As imagens, explicou Nóvoa, representam a ideia da escola como um local de trabalho dos alunos, ou seja, um ambiente onde estudam, pesquisam e escrevem. Segundo o pesquisador, a ideia do trabalho deve ser central para a transformação da educação no século 21. "Para isso, novos ambientes educativos devem ser criados”, disse.

António Nóvoa explicou que a visão da educação como local de trabalho foi corroborada em reunião realizada pela Organização das Nações Unidas para a Educação, a Ciência e a Cultura (Unesco) no ano passado. O encontro gerou um relatório que traz cinco ideias-chave para o futuro da educação: cooperação pedagógica para criar condições de aprendizagem mútua entre os alunos; convergência dos saberes nos currículos; colaboração na formação dos professores; convivialidade nas escolas; capilaridade, ou seja, a extensão da visão da escola como espaço público de educação.

“Gostaria de frisar duas dessas ideias, que são a convivialidade e a capilaridade.

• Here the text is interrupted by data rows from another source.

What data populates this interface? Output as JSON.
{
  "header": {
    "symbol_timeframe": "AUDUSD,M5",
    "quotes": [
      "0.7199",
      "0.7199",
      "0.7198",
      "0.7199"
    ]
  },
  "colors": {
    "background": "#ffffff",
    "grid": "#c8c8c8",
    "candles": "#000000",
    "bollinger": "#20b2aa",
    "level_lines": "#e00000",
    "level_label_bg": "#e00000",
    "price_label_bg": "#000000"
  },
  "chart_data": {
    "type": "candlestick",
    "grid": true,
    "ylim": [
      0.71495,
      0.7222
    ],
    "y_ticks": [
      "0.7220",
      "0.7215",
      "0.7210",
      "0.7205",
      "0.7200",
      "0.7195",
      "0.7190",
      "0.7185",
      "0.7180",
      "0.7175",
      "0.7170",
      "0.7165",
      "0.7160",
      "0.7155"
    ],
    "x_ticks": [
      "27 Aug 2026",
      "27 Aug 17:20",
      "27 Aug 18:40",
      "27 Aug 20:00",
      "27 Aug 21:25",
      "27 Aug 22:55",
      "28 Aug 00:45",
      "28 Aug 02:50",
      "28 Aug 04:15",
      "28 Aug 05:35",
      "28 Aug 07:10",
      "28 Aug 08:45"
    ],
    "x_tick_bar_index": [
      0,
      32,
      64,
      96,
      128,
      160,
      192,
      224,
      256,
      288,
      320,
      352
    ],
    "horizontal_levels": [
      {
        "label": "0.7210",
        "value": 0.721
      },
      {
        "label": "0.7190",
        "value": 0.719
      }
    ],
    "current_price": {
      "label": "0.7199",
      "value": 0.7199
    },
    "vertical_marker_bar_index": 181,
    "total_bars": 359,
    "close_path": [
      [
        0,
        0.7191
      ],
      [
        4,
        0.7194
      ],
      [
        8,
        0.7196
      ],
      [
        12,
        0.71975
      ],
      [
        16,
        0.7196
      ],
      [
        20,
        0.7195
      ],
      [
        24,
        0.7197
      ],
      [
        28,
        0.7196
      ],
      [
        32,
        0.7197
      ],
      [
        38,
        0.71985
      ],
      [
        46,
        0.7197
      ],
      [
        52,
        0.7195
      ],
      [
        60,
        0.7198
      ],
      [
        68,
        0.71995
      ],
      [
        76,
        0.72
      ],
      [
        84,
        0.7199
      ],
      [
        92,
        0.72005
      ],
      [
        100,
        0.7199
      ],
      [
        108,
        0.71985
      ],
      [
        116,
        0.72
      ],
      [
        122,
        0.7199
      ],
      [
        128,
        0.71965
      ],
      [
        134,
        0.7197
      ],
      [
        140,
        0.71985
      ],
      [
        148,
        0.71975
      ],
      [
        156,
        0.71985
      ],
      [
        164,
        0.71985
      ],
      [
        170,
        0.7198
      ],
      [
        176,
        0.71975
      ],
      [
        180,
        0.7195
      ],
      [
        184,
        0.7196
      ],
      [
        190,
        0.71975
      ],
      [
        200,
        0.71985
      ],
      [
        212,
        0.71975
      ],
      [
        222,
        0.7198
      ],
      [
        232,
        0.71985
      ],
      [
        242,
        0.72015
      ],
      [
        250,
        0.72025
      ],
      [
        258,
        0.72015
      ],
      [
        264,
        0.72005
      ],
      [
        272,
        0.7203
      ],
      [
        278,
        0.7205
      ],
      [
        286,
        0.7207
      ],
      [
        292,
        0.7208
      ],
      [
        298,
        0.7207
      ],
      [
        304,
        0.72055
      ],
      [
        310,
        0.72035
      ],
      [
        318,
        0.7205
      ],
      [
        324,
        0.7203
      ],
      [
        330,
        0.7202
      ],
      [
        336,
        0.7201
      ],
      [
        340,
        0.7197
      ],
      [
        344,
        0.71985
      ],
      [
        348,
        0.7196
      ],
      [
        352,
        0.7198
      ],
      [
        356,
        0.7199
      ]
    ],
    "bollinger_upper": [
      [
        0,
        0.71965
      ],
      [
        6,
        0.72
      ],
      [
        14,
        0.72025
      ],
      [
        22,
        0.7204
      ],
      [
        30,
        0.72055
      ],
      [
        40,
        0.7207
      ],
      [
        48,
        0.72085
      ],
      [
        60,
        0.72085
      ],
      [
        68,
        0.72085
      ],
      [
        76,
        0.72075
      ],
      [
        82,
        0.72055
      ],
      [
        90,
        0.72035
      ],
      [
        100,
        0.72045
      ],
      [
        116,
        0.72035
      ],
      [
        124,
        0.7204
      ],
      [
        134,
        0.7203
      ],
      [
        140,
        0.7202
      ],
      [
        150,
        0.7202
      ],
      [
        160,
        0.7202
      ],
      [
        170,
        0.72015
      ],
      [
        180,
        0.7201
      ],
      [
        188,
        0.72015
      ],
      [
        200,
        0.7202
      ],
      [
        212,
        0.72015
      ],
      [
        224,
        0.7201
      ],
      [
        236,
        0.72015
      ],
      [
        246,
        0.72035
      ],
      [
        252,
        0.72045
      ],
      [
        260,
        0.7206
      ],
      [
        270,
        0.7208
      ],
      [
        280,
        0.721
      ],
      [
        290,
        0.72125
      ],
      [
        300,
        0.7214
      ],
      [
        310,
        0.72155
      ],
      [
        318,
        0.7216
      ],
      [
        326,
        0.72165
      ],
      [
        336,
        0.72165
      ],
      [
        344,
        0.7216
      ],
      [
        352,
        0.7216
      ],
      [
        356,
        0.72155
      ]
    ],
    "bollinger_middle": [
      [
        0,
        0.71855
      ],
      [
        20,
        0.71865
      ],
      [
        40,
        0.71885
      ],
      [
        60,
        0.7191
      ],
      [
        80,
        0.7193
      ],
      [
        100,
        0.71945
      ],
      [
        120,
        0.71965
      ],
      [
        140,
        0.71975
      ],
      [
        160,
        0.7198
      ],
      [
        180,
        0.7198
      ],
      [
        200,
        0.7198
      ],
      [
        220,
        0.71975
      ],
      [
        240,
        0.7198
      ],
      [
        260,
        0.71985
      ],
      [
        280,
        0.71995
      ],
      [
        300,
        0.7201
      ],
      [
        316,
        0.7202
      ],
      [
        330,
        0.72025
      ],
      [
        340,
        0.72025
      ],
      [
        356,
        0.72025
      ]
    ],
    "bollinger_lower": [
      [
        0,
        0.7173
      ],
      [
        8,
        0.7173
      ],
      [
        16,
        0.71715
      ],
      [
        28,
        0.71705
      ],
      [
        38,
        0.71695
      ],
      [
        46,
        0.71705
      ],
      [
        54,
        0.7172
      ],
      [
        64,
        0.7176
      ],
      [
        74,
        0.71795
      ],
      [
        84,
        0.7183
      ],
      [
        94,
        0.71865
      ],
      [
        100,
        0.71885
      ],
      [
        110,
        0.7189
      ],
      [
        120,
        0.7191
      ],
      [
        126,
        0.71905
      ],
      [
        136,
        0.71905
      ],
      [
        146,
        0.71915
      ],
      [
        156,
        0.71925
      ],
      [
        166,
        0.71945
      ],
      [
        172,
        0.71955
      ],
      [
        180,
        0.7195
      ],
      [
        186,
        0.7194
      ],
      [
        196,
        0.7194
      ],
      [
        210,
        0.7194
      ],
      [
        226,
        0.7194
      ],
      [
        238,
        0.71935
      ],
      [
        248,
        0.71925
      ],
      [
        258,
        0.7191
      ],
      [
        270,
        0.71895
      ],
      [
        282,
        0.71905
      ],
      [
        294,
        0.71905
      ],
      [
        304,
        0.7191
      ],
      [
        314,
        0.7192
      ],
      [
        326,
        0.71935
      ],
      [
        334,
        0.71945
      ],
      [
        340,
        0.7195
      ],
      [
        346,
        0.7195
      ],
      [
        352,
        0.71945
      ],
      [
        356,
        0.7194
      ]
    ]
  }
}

A primeira é essencial porque o ambiente escolar, ao contrário do que muitos têm pregado, não pode ser substituído pelo ambiente familiar, pois este é feito pelos iguais e não possibilita o convívio com o diferente, o que é essencial para o desenvolvimento das pessoas. Já a capilaridade pode ser relacionada ao conceito de ‘cidade educadora’ de Paulo Freire. Trata-se da educação como parte do espaço público”, disse.

Pesquisador explicou os três pilares essenciais para a formação de professores
Nóvoa indicou os três pilares essenciais para a formação de professores Foto: Raphaella Dias | UFMG

Formação de professores
Outro ponto abordado por António Nóvoa durante a conferência foi a importância da formação de professores para a transformação da educação. O professor contou que a primeira preocupação que lhe vem à cabeça é o desuso da palavra ‘professor’, que vem sendo substituída por ‘facilitador’, ‘tutor’ e ‘gestor’. Nóvoa afirmou que esse desuso é um dos indícios da diminuição da presença forte, organizada e institucional da profissão.

Segundo ele, a formação dos professores deve ser universitária, e não em nível médio ou técnico. Além disso, deve estar alicerçada em três pilares principais. Em primeiro lugar, precisa se basear em um conhecimento profissional docente. Em segundo, essa formação deve se desenvolver no seio de um coletivo de professores. Finalmente, ela  deve ocorrer em um espaço institucional próprio.

O primeiro pilar trata do fato de que o professor deve conhecer não somente a disciplina que leciona, como matemática ou português, por exemplo, mas também a docência em si. O segundo pilar trata da existência de um terceiro ator no processo de formação de professores, além do professor da disciplina que o futuro profissional vai lecionar e do professor de técnicas de didática. Esse terceiro ator seria o professor da educação básica, que deve estar no centro da universidade e dentro do espaço de formação.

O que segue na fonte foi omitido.